Once our Council ended we partied! We laid out under the stars, folks played guitar, sang songs, and told stories by the fire. Our life as co-workers was temporarily backgrounded. In the foreground we were people bonded through our shared time together enjoying a beautiful evening. The next day we said our goodbyes and we all departed. 


The Art of Facilitation 

As facilitators we get nervous before we step on the stage. We rehearse our parts. We are constantly shifting things around to make the experience more graceful. It’s a pleasure to watch our facilitation go well, and it's disappointing when something falls flat or we fail to execute a specific section the way we wanted to. Our retreats are powered by custom facilitation. This requires creativity that draws on a wide range of practices and experiences. Much of facilitation is holding a group through a designed experience.

The logic and meaning has to make sense to us and the flow of events has to make sense for everyone. When we’re in front of the room we are asking for trust, asking for a group of people to do something risky, challenging, or creative. People can perceive gaps in our presentation and changes in our mood or delivery, which is why facilitation is a craft that requires a lot of practice.

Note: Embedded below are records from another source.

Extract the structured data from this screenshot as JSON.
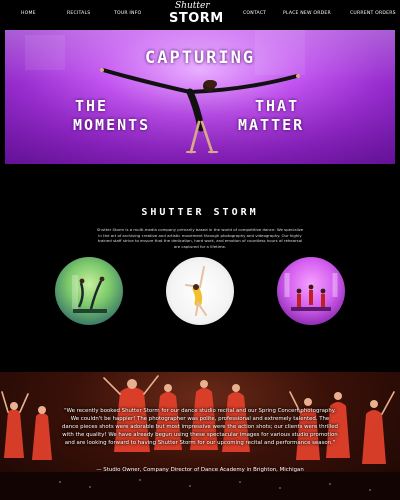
{
  "nav": {
    "items": [
      "HOME",
      "RECITALS",
      "TOUR INFO",
      "CONTACT",
      "PLACE NEW ORDER",
      "CURRENT ORDERS"
    ],
    "logo_script": "Shutter",
    "logo_brand": "STORM"
  },
  "hero": {
    "line1": "CAPTURING",
    "word_the": "THE",
    "word_that": "THAT",
    "word_moments": "MOMENTS",
    "word_matter": "MATTER"
  },
  "section": {
    "title": "SHUTTER STORM",
    "description": "Shutter Storm is a multi-media company primarily based in the world of competitive dance. We specialize in the art of archiving creative and artistic movement through photography and videography. Our highly trained staff strive to ensure that the dedication, hard work, and emotion of countless hours of rehearsal are captured for a lifetime."
  },
  "testimonial": {
    "quote": "\"We recently booked Shutter Storm for our dance studio recital and our Spring Concert photography. We couldn't be happier! The photographer was polite, professional and extremely talented. The dance pieces shots were adorable but most impressive were the action shots; our clients were thrilled with the quality! We have already begun using these spectacular images for various studio promotion and are looking forward to having Shutter Storm for our upcoming recital and performance season.\"",
    "attribution": "— Studio Owner, Company Director of Dance Academy in Brighton, Michigan"
  },
  "colors": {
    "hero_purple": "#b040e0",
    "background": "#000000",
    "bottom_red": "#e0402a"
  }
}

While our company is in its early stage we have had the luxury of having a small team. Small enough wherein we can cook meals together, understand the core dynamics in the organization, and have a high familiarity with most of the people on our team. As the company grows, we’ll need to codify a lot of processes while keeping the vision of our culture intact and impact of our business activities grounded in a pure ethic of doing good. 

The Challenge of Carbon Justice

Corporations relating to international communities near “resources'' have a long history of predatory behavior. At best the carbon market can fund local communities worldwide to restore nature, stabilize communities for their climate adaptation efforts and increase the global capacity for sequestration as the world rapidly decarbonizes. It cannot protect us from the radical systemic change that is required to reverse global warming through a just transition globally.

As a new, predominately white for-profit company (B-Corporation) from the United States of America we are aware that we have to unlearn common patterns of abuse, build bridges where there haven’t historically been any, and proactively decolonize our culture while succeeding as a business providing excellent products and services that elevate the opportunity of carbon markets to something we can all be proud of. This is a real challenge.

We are trying to create an internal culture that doesn’t replicate the unjust and unsustainable outcomes of business as usual. We do not want to be disassociated from our own truth or entertain delusions about the impact we’re having on the ground. The first place we can practice justice and restoration is in our workplace.

Our Vision For Our Regenerative Future: The culture at Earthshot Labs will continue to root and evolve. The Founders Patrick Leung and Troy Carter offered us a variety of regenerative practices including: council practice, meditation, a teal inspired organizational model, and company retreats with a specific transformative flavor. We are aiming for a breakthrough culture that can set the stage for the post transition sustainable and just world we all long for. Our goal is to accelerate the power of organizations around the world to implement ecological restoration projects. We provide a full suite of technology and project development services to ready our restoration partners for investment, secure their funding and ensure they have everything they need to be successful. Our global crisis isn’t unidimensional. That is why we are committing to doing the deep internal work required to elevating the carbon market to focus on the needs of intact ecosystems and the communities that depend on them. Our culture is ultimately in service to providing a pathway for vast amounts of capital to empower communities around the world to restore nature with ethical integrity.